When transitioning, one has to be very careful to pass this duty on to a senior staff member who has enough experience. The challenge is to convince experienced staff members that it's an important task. When I transmitted the knowledge to the next engineer, that's when I noticed how much I had learned from this method or interviewing. While it's designed to last 30 minutes, I could talk for more than two hours about all the ways candidates would answer, and what to think of it.

The mistake that’s easy to make with this interview method is to administer "the test" as if it were a test. It's not! It's a way to stimulate a directed discussion about the work itself. In the hands of Human Resources or junior staff members, there would be a temptation to turn it into a quick, rote quiz that would result in nothing but quick, meaningless results. I believe that to apply this method effectively, it must be done by a seasoned manager (or staff member) who really understands the work and the business of the department that’s doing the hiring. That’s why I believe it’s critical, when a person burns out from doing this, that the next person who takes on these candidate evaluation duties is really prepared.

Conclusion
This interview method has really helped me sort between skilled programmers and ones with limited abilities. While I'm not saying it's a perfect solution, I honestly think this method has been quite successful at determining who was going to be really good at software engineering and who had just added some keywords to his resume to make it look good. In other words, there’s no faking it!

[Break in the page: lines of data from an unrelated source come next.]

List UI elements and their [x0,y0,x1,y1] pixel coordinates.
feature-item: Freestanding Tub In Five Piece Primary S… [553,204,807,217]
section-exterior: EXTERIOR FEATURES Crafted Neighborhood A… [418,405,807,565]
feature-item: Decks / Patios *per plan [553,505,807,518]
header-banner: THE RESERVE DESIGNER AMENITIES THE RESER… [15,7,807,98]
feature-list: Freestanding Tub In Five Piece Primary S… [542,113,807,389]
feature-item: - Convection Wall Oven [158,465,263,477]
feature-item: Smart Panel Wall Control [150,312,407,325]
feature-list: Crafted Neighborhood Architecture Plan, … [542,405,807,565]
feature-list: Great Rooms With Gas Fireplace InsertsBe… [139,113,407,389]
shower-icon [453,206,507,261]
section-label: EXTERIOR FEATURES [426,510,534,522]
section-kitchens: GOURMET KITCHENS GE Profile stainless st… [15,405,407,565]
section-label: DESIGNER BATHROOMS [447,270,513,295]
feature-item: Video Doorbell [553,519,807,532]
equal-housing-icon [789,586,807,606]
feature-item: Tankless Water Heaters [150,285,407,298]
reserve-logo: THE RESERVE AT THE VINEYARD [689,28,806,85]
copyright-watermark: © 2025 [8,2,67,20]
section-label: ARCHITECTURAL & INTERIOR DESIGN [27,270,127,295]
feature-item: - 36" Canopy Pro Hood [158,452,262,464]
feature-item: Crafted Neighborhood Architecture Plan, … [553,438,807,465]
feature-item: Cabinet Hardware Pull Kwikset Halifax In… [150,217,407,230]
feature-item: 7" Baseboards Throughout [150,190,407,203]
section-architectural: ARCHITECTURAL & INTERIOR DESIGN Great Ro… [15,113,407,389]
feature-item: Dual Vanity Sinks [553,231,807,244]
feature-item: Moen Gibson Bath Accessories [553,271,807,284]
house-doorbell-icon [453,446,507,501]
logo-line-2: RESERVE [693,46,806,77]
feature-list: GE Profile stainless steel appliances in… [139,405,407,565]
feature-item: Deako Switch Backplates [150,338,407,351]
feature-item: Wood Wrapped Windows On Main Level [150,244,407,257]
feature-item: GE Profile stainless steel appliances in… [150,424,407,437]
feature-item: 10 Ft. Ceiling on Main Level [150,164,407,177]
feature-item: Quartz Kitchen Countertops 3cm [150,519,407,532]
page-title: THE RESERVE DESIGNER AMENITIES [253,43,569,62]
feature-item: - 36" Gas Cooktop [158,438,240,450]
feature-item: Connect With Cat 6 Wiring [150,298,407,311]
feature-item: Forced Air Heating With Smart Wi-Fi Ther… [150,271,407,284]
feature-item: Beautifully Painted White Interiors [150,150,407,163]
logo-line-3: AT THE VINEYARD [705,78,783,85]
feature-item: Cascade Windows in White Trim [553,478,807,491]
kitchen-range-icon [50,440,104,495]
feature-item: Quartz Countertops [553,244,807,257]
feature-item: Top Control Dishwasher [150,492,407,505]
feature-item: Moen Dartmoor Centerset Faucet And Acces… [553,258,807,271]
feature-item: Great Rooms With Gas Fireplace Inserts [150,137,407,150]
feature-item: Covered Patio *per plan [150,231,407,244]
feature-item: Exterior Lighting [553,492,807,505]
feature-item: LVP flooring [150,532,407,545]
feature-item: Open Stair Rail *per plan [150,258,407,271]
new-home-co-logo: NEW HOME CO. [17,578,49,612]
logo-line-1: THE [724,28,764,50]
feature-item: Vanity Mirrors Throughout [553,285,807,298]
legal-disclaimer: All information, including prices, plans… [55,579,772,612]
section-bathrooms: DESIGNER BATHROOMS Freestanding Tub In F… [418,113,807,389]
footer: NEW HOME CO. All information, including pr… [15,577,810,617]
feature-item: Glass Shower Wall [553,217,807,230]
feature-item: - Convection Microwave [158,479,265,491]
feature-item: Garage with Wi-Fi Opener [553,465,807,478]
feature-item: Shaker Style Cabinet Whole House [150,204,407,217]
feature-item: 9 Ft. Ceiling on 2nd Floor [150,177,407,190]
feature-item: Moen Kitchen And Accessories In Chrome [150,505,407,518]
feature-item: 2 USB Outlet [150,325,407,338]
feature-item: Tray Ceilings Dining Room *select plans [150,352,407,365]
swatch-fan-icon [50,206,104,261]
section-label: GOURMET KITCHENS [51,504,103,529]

In retrospect, it looks very much to me as if I’ve been applying Nick's Ask The Headhunter approach to get the candidate to "do the job" in the interview. Of course, you can't expect a candidate to do a full design if you’re in the software business (it would take weeks), or to complete an entire business project in your own company. But, this "test" is the best way I know to evaluate a person's ability to actually do the job. I hope you find these ideas helpful in your own hiring.


Alain Raynaud is a senior engineer with one of the leading electronic CAD companies. He is based in Paris, France.